E, come si evince dalle stesse pronunzie ricordate dai Giudici del reclamo (Cass. n. 23561/2011; Cass. n. 6102/2019), questa Corte di legittimità ha precisato che la tempestività – ossia l’immediatezza della reazione della parte colpita da decadenza – va valutata rispetto al momento in cui è maturata la decadenza (nella specie 16/11/2020), di cui abbia avuto consapevolezza la parte o il suo difensore. In sostanza la rimessione in termini richiede l’immediatezza della reazione rispetto al palesarsi della necessità di svolgere quell’attività processuale ormai preclusa (Cass. n. 19290/2016; Cass. n. 23561/2011); da tanto deriva che essa non può essere condizionata o in qualche modo rapportata alla eventuale proposizione della eccezione di decadenza della controparte. Inoltre, neppure può dirsi sempre tempestiva, come viceversa mostra di ritenere la sentenza impugnata, l’istanza anteriore alla decisione di improcedibilità, perché allora sarebbe sempre tempestiva purché anteriore a quella decisione di rito, in tal modo restando preclusa al giudice per ciò solo la valutazione della tempestività dell’istanza, che invece il legislatore gli riserva.

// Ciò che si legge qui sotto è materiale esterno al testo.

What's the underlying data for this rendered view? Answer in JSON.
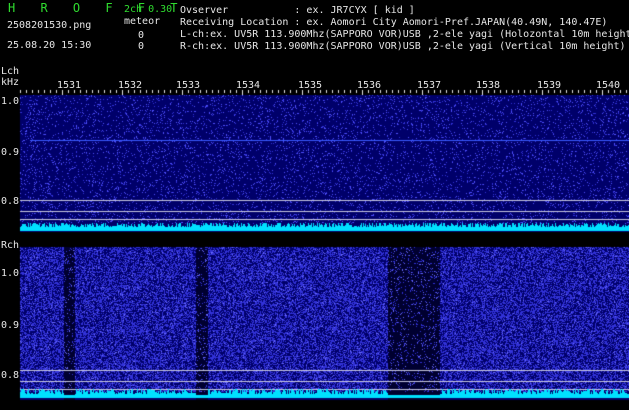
{
  "app": {
    "name_letters": "H R O F F T",
    "version": "2ch 0.30",
    "filename": "2508201530.png",
    "meteor_label": "meteor",
    "datetime": "25.08.20 15:30",
    "count_l": "0",
    "count_r": "0"
  },
  "info": {
    "observer": "Ovserver           : ex. JR7CYX [ kid ]",
    "location": "Receiving Location : ex. Aomori City Aomori-Pref.JAPAN(40.49N, 140.47E)",
    "lch": "L-ch:ex. UV5R 113.900Mhz(SAPPORO VOR)USB ,2-ele yagi (Holozontal 10m height)",
    "rch": "R-ch:ex. UV5R 113.900Mhz(SAPPORO VOR)USB ,2-ele yagi (Vertical 10m height)"
  },
  "panels": {
    "l_label": "Lch",
    "unit": "kHz",
    "r_label": "Rch",
    "time_ticks": [
      "1531",
      "1532",
      "1533",
      "1534",
      "1535",
      "1536",
      "1537",
      "1538",
      "1539",
      "1540"
    ],
    "l_freq_ticks": [
      "1.0",
      "0.9",
      "0.8"
    ],
    "r_freq_ticks": [
      "1.0",
      "0.9",
      "0.8"
    ]
  },
  "colors": {
    "noise_bg": "#00006a",
    "noise_dot": "#3232d8",
    "baseline": "#00e0ff",
    "text_green": "#2fdc2f",
    "text_white": "#e6e6e6"
  }
}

La Corte territoriale non si è conformata alle indicazioni del giudice di legittimità avendo mostrato di ancorare la verifica dei presupposti della rimessione in termini a elementi a tal fine ininfluenti in quanto estrinseci alla disciplina dell’istituto ed alle esigenze ad essa sottese riconducibili in definitiva al canone costituzionale della ragionevole durata del processo ex art. 111 Cost..
A tanto consegue la cassazione con rinvio della decisione al fine di una rinnovata valutazione del requisito della tempestività dell’istanza di rimessione in termini avanzata dal difensore del lavoratore alla luce del seguente principio di diritto:
“ai fini della rimessione in termini il requisito essenziale della tempestività dell’istanza della parte colpita dalla decadenza va valutato rispetto al momento in cui si è palesata la necessità di svolgere quell’attività processuale ormai preclusa ed alla consapevolezza acquisita dalla parte, a prescindere dalle eccezioni eventualmente sollevate a riguardo dalla controparte”.
Alla Corte di merito spetterà, poi, trarne le conseguenze in ordine alle varie domande (reintegratoria e indennitario-risarcitoria) proposte dal lavoratore.
2.- Con il secondo motivo, senza indicarne la sussunzione in uno di quelli a critica vincolata imposti dall’art. 360, co. 1, c.p.c., la ricorrente lamenta “violazione e falsa applicazione” dell’art. 2697 c.c. per avere la Corte territoriale omesso ogni pronunzia sull’istanza di una consulenza tecnica d’ufficio di tipo informatico per accertare la fondatezza della ragione ostativa addotta dal lavoratore nell’istanza di rimessione in termini.
Con il terzo motivo, proposto ai sensi dell’art. 360, co. 1, n. 3), c.p.c. la ricorrente lamenta violazione degli artt. 111 Cost., 132 c.p.c., 118 disp.att.c.p.c. per difetto di motivazione circa la valutazione delle prove inerenti al merito dell’addebito disciplinare.
L’esame dei motivi secondo e terzo resta assorbito dall’accoglimento del primo motivo.
Alla Corte di rinvio è demandato il regolamento delle spese del giudizio di legittimità.
3.- Sussistendo i presupposti di legge, dispone che in caso di diffusione dovrà essere omessa l’indicazione delle generalità e degli altri dati identificativi del controricorrente, ai sensi dell’art. 52 d.lgs. n. 196/2003.